Varlığı kanıtlanamayan 5 “hayalet gezegen”

Varlığı kanıtlanamayan 5 "hayalet gezegen"

Varlığı kanıtlanamayan 5 “hayalet gezegen” olduğunu biliyor muydunuz? Güneş’i ve Ay’ı saymazsak, eski insanlar gökyüzündeki yıldızların önünde hareket eden sadece beş gezegenden haberdardı. Kopernik, Dünya’nın aslında bunlardan biri olduğunu, tek farkının bizim buradaki varlığımız olduğunu söylüyordu. Kuyruklu yıldızları saymazsak, üzerimizde hareket eden cisimler hakkındaki bu varsayım uzun yıllar boyunca devam etti.

1781’de William Herschell, gökbilimcileri şaşırtarak Uranüs’ü keşfetti. Bu keşfin ardından göremediğimiz daha pek çok gezegen olma ihtimali hızlı bir şekilde araştırmacıların gündemine girdi. Teleskobu olan herkes Herschell’in izinden gitmek ve yeni gezegenler bulmak istiyordu. Araştırma ve incelemelerin artmasıyla beraber Neptün gibi pek çok gerçek keşfe ek olarak, bazıları aslında hiç olmayan veya varlıkları hiçbir zaman kanıtlanamayan gezegenleri görmeye veya hatalı çıkarımlar yapmaya da devam ettik.

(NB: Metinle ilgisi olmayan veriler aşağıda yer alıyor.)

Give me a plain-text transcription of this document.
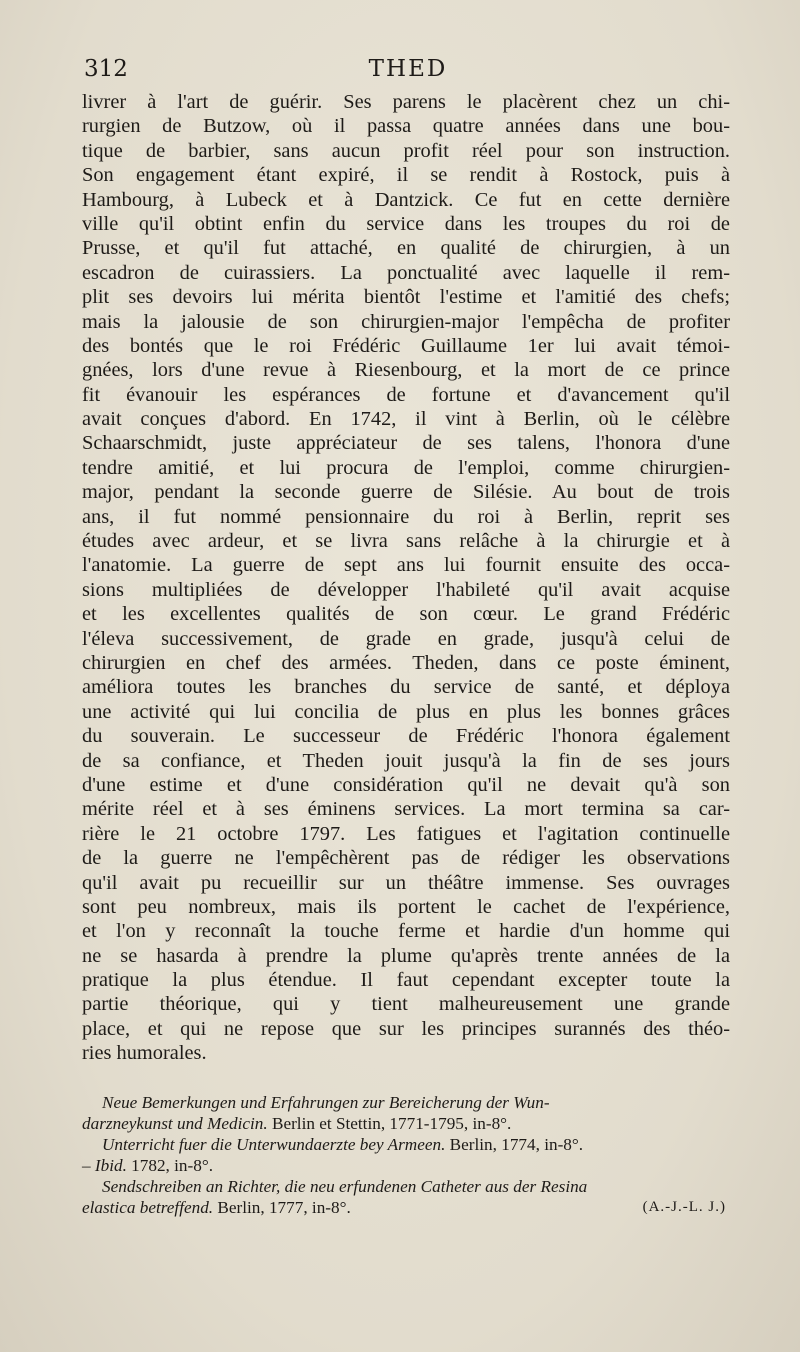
312	THED
livrer à l'art de guérir. Ses parens le placèrent chez un chi-
rurgien de Butzow, où il passa quatre années dans une bou-
tique de barbier, sans aucun profit réel pour son instruction.
Son engagement étant expiré, il se rendit à Rostock, puis à
Hambourg, à Lubeck et à Dantzick. Ce fut en cette dernière
ville qu'il obtint enfin du service dans les troupes du roi de
Prusse, et qu'il fut attaché, en qualité de chirurgien, à un
escadron de cuirassiers. La ponctualité avec laquelle il rem-
plit ses devoirs lui mérita bientôt l'estime et l'amitié des chefs;
mais la jalousie de son chirurgien-major l'empêcha de profiter
des bontés que le roi Frédéric Guillaume 1er lui avait témoi-
gnées, lors d'une revue à Riesenbourg, et la mort de ce prince
fit évanouir les espérances de fortune et d'avancement qu'il
avait conçues d'abord. En 1742, il vint à Berlin, où le célèbre
Schaarschmidt, juste appréciateur de ses talens, l'honora d'une
tendre amitié, et lui procura de l'emploi, comme chirurgien-
major, pendant la seconde guerre de Silésie. Au bout de trois
ans, il fut nommé pensionnaire du roi à Berlin, reprit ses
études avec ardeur, et se livra sans relâche à la chirurgie et à
l'anatomie. La guerre de sept ans lui fournit ensuite des occa-
sions multipliées de développer l'habileté qu'il avait acquise
et les excellentes qualités de son cœur. Le grand Frédéric
l'éleva successivement, de grade en grade, jusqu'à celui de
chirurgien en chef des armées. Theden, dans ce poste éminent,
améliora toutes les branches du service de santé, et déploya
une activité qui lui concilia de plus en plus les bonnes grâces
du souverain. Le successeur de Frédéric l'honora également
de sa confiance, et Theden jouit jusqu'à la fin de ses jours
d'une estime et d'une considération qu'il ne devait qu'à son
mérite réel et à ses éminens services. La mort termina sa car-
rière le 21 octobre 1797. Les fatigues et l'agitation continuelle
de la guerre ne l'empêchèrent pas de rédiger les observations
qu'il avait pu recueillir sur un théâtre immense. Ses ouvrages
sont peu nombreux, mais ils portent le cachet de l'expérience,
et l'on y reconnaît la touche ferme et hardie d'un homme qui
ne se hasarda à prendre la plume qu'après trente années de la
pratique la plus étendue. Il faut cependant excepter toute la
partie théorique, qui y tient malheureusement une grande
place, et qui ne repose que sur les principes surannés des théo-
ries humorales.
Neue Bemerkungen und Erfahrungen zur Bereicherung der Wun-
darzneykunst und Medicin. Berlin et Stettin, 1771-1795, in-8°.
Unterricht fuer die Unterwundaerzte bey Armeen. Berlin, 1774, in-8°.
– Ibid. 1782, in-8°.
Sendschreiben an Richter, die neu erfundenen Catheter aus der Resina
elastica betreffend. Berlin, 1777, in-8°.	(A.-J.-L. J.)
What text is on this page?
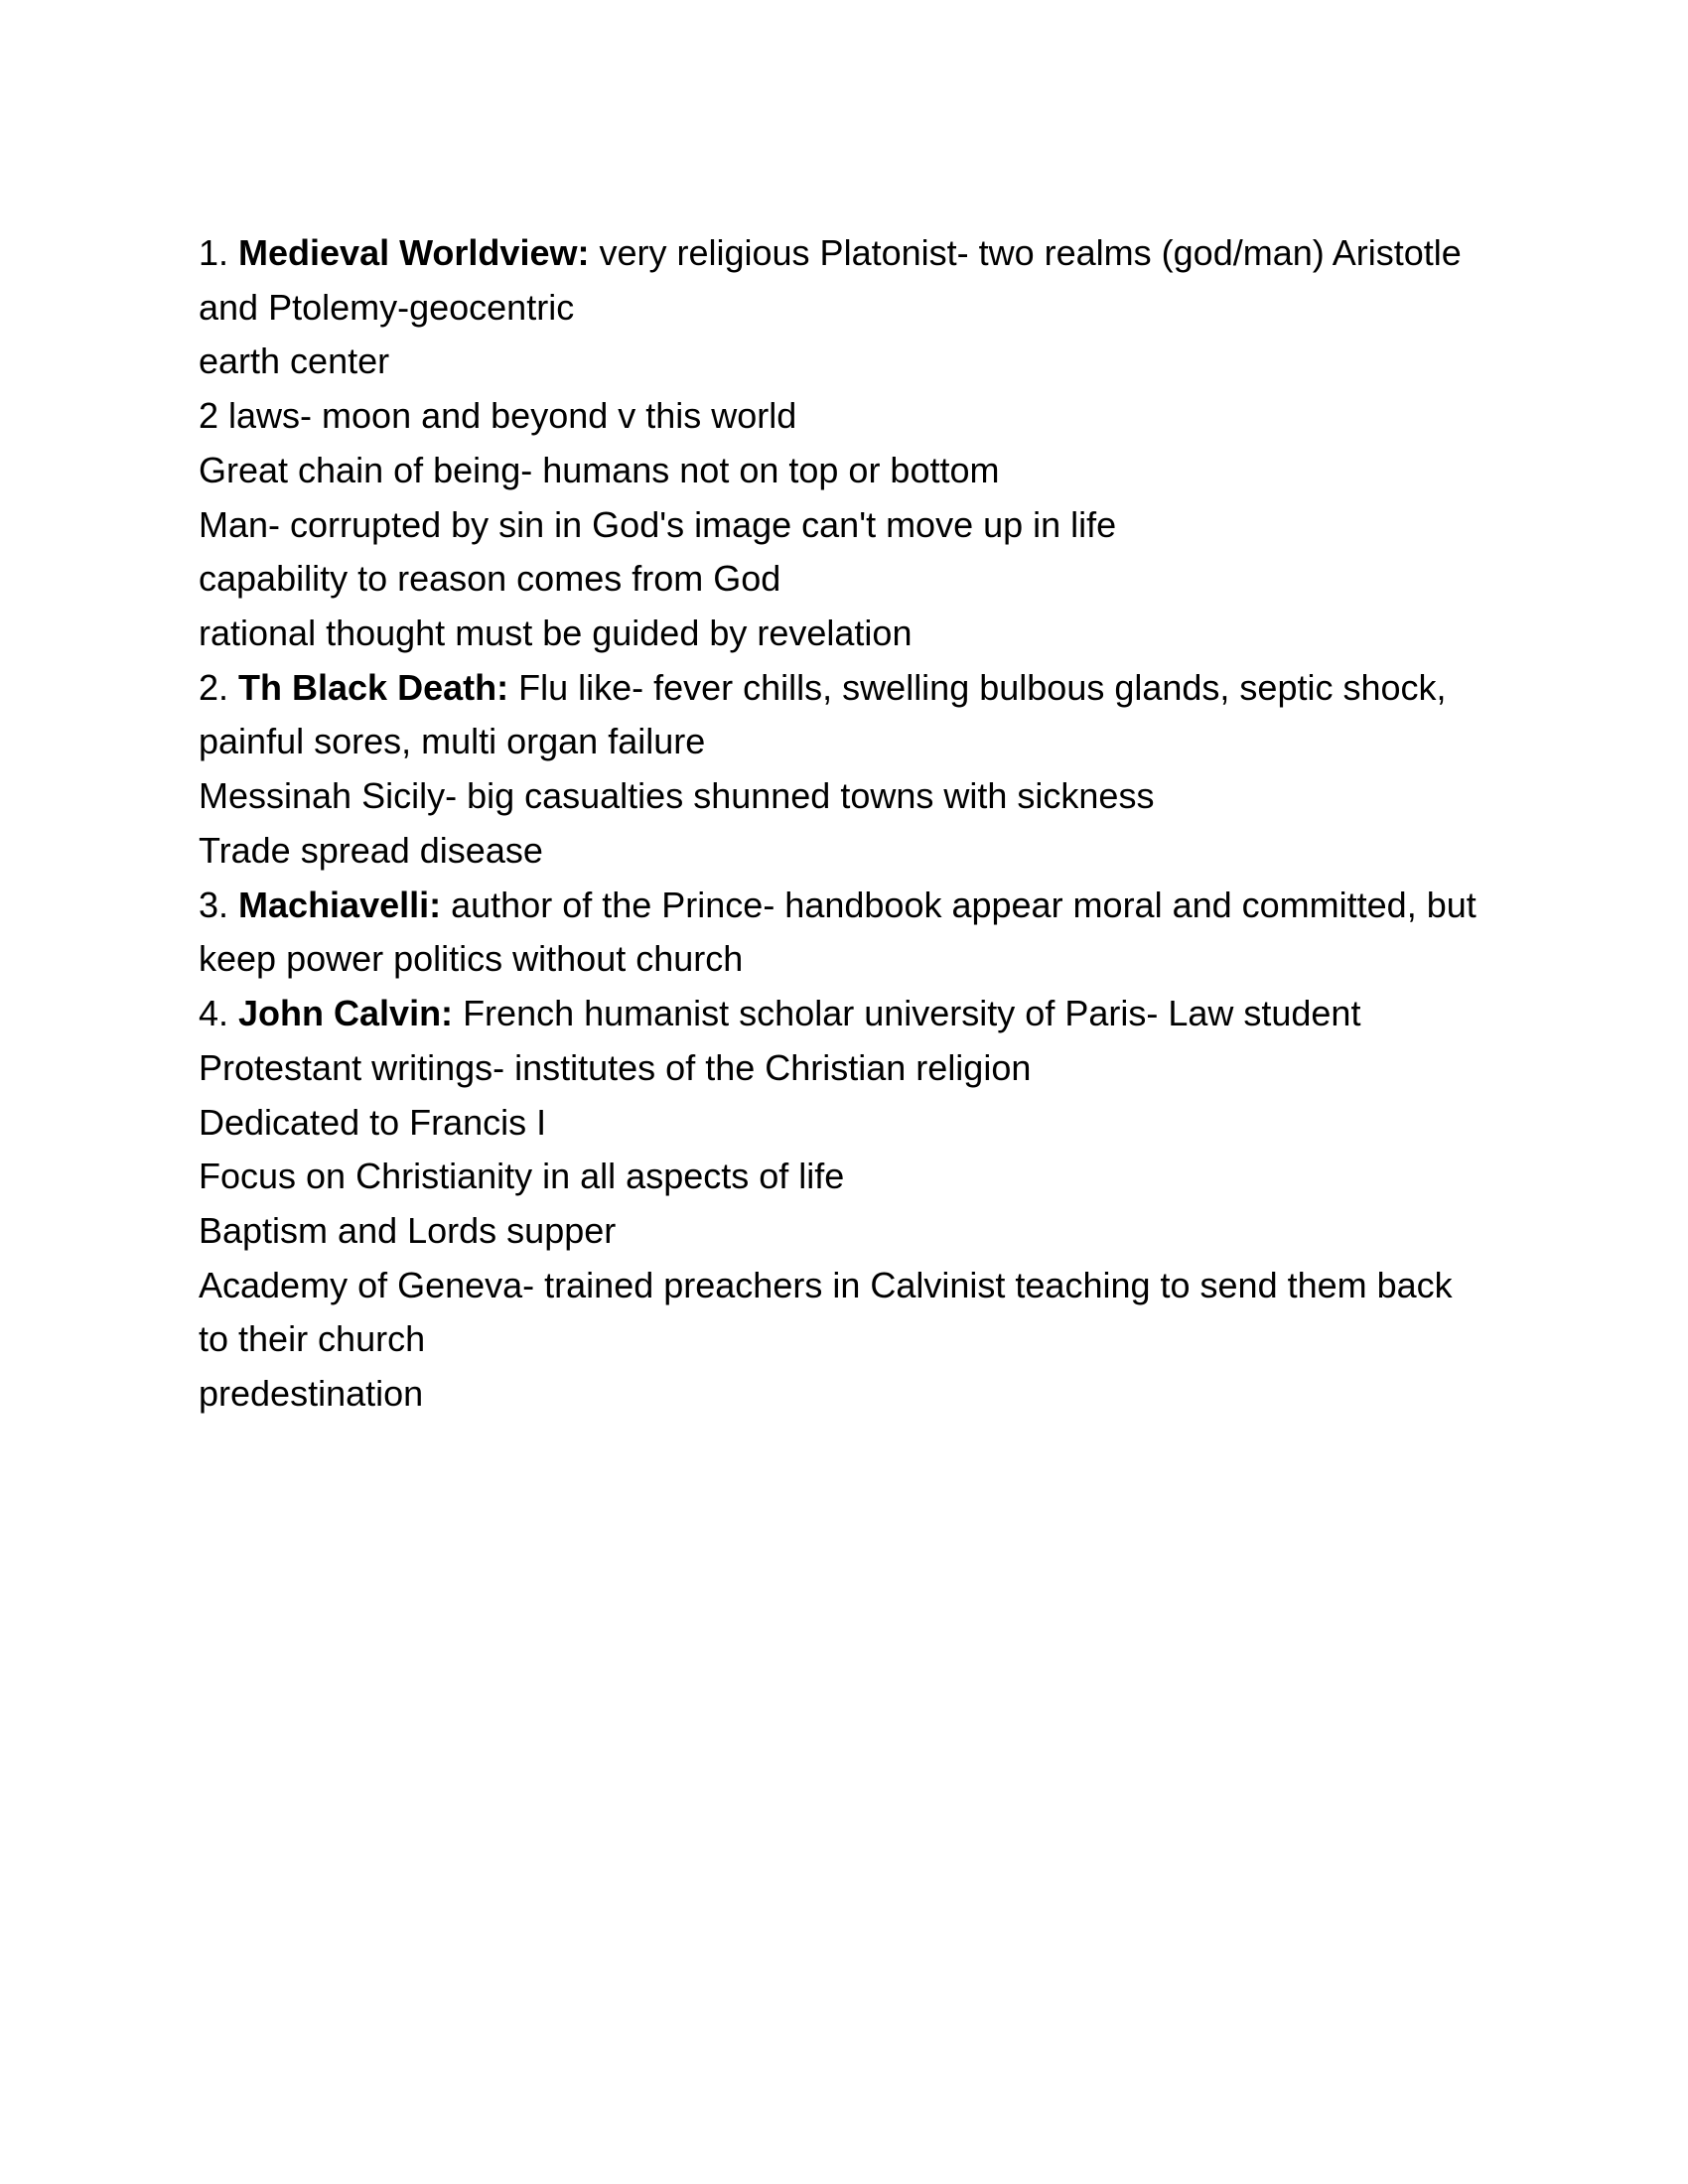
1. Medieval Worldview: very religious Platonist- two realms (god/man) Aristotle and Ptolemy-geocentric
earth center
2 laws- moon and beyond v this world
Great chain of being- humans not on top or bottom
Man- corrupted by sin in God's image can't move up in life
capability to reason comes from God
rational thought must be guided by revelation
2. Th Black Death: Flu like- fever chills, swelling bulbous glands, septic shock, painful sores, multi organ failure
Messinah Sicily- big casualties shunned towns with sickness
Trade spread disease
3. Machiavelli: author of the Prince- handbook appear moral and committed, but keep power politics without church
4. John Calvin: French humanist scholar university of Paris- Law student
Protestant writings- institutes of the Christian religion
Dedicated to Francis I
Focus on Christianity in all aspects of life
Baptism and Lords supper
Academy of Geneva- trained preachers in Calvinist teaching to send them back to their church
predestination
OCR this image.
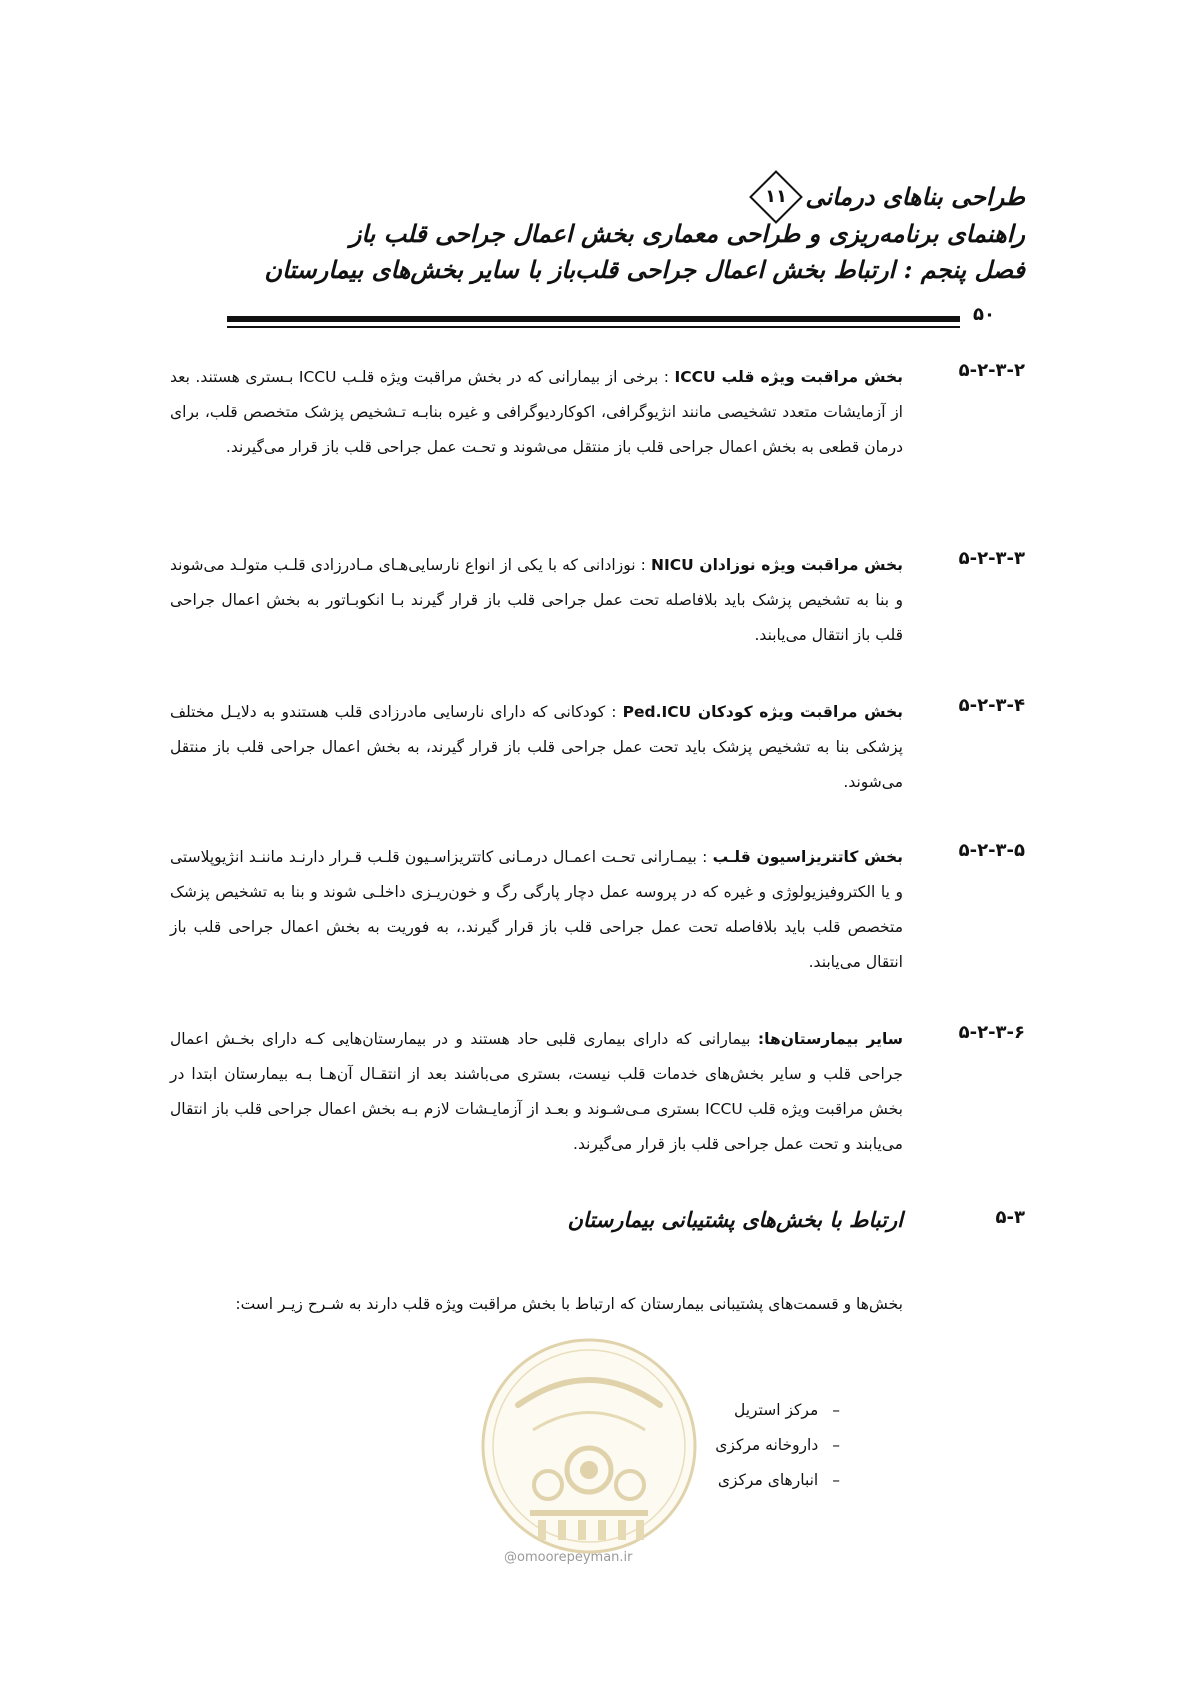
طراحی بناهای درمانی
۱۱
راهنمای برنامه‌ریزی و طراحی معماری بخش اعمال جراحی قلب باز
فصل پنجم : ارتباط بخش اعمال جراحی قلب‌باز با سایر بخش‌های بیمارستان
۵۰
۵-۲-۳-۲
بخش مراقبت ویژه قلب ICCU : برخی از بیمارانی که در بخش مراقبت ویژه قلـب ICCU بـستری هستند. بعد از آزمایشات متعدد تشخیصی مانند انژیوگرافی، اکوکاردیوگرافی و غیره بنابـه تـشخیص پزشک متخصص قلب، برای درمان قطعی به بخش اعمال جراحی قلب باز منتقل می‌شوند و تحـت عمل جراحی قلب باز قرار می‌گیرند.
۵-۲-۳-۳
بخش مراقبت ویژه نوزادان NICU : نوزادانی که با یکی از انواع نارسایی‌هـای مـادرزادی قلـب متولـد می‌شوند و بنا به تشخیص پزشک باید بلافاصله تحت عمل جراحی قلب باز قرار گیرند بـا انکوبـاتور به بخش اعمال جراحی قلب باز انتقال می‌یابند.
۵-۲-۳-۴
بخش مراقبت ویژه کودکان Ped.ICU : کودکانی که دارای نارسایی مادرزادی قلب هستندو به دلایـل مختلف پزشکی بنا به تشخیص پزشک باید تحت عمل جراحی قلب باز قرار گیرند، به بخش اعمال جراحی قلب باز منتقل می‌شوند.
۵-۲-۳-۵
بخش کاتتریزاسیون قلـب : بیمـارانی تحـت اعمـال درمـانی کاتتریزاسـیون قلـب قـرار دارنـد ماننـد انژیوپلاستی و یا الکتروفیزیولوژی و غیره که در پروسه عمل دچار پارگی رگ و خون‌ریـزی داخلـی شوند و بنا به تشخیص پزشک متخصص قلب باید بلافاصله تحت عمل جراحی قلب باز قرار گیرند.، به فوریت به بخش اعمال جراحی قلب باز انتقال می‌یابند.
۵-۲-۳-۶
سایر بیمارستان‌ها: بیمارانی که دارای بیماری قلبی حاد هستند و در بیمارستان‌هایی کـه دارای بخـش اعمال جراحی قلب و سایر بخش‌های خدمات قلب نیست، بستری می‌باشند بعد از انتقـال آن‌هـا بـه بیمارستان ابتدا در بخش مراقبت ویژه قلب ICCU بستری مـی‌شـوند و بعـد از آزمایـشات لازم بـه بخش اعمال جراحی قلب باز انتقال می‌یابند و تحت عمل جراحی قلب باز قرار می‌گیرند.
۵-۳
ارتباط با بخش‌های پشتیبانی بیمارستان
بخش‌ها و قسمت‌های پشتیبانی بیمارستان که ارتباط با بخش مراقبت ویژه قلب دارند به شـرح زیـر است:
@omoorepeyman.ir
–
مرکز استریل
–
داروخانه مرکزی
–
انبارهای مرکزی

Varlığı kanıtlanamayan 5 “hayalet gezegen”

Vulkan

Uranüs’ün aksine, Neptün şans eseri bulunmadı. Gökbilimciler, Herschell’in keşfinin beklenen yörüngeye uymadığını fark ettiler. Uranüs, Jüpiter, Satürn ve Güneş’in dışında bir çekim kuvvetinden etkileniyormuş gibi hareket ediyordu. Matematikçi Urbain Le Verrier, bu nesnenin konumunu hesaplayarak Neptün’ün izini sürdü. Le Verrier, Merkür’ün yörüngesindeki sapmaları inceleyerek, Güneş’e daha yakın bir gezegenin bu durumu açıklayabileceğini öne sürdü.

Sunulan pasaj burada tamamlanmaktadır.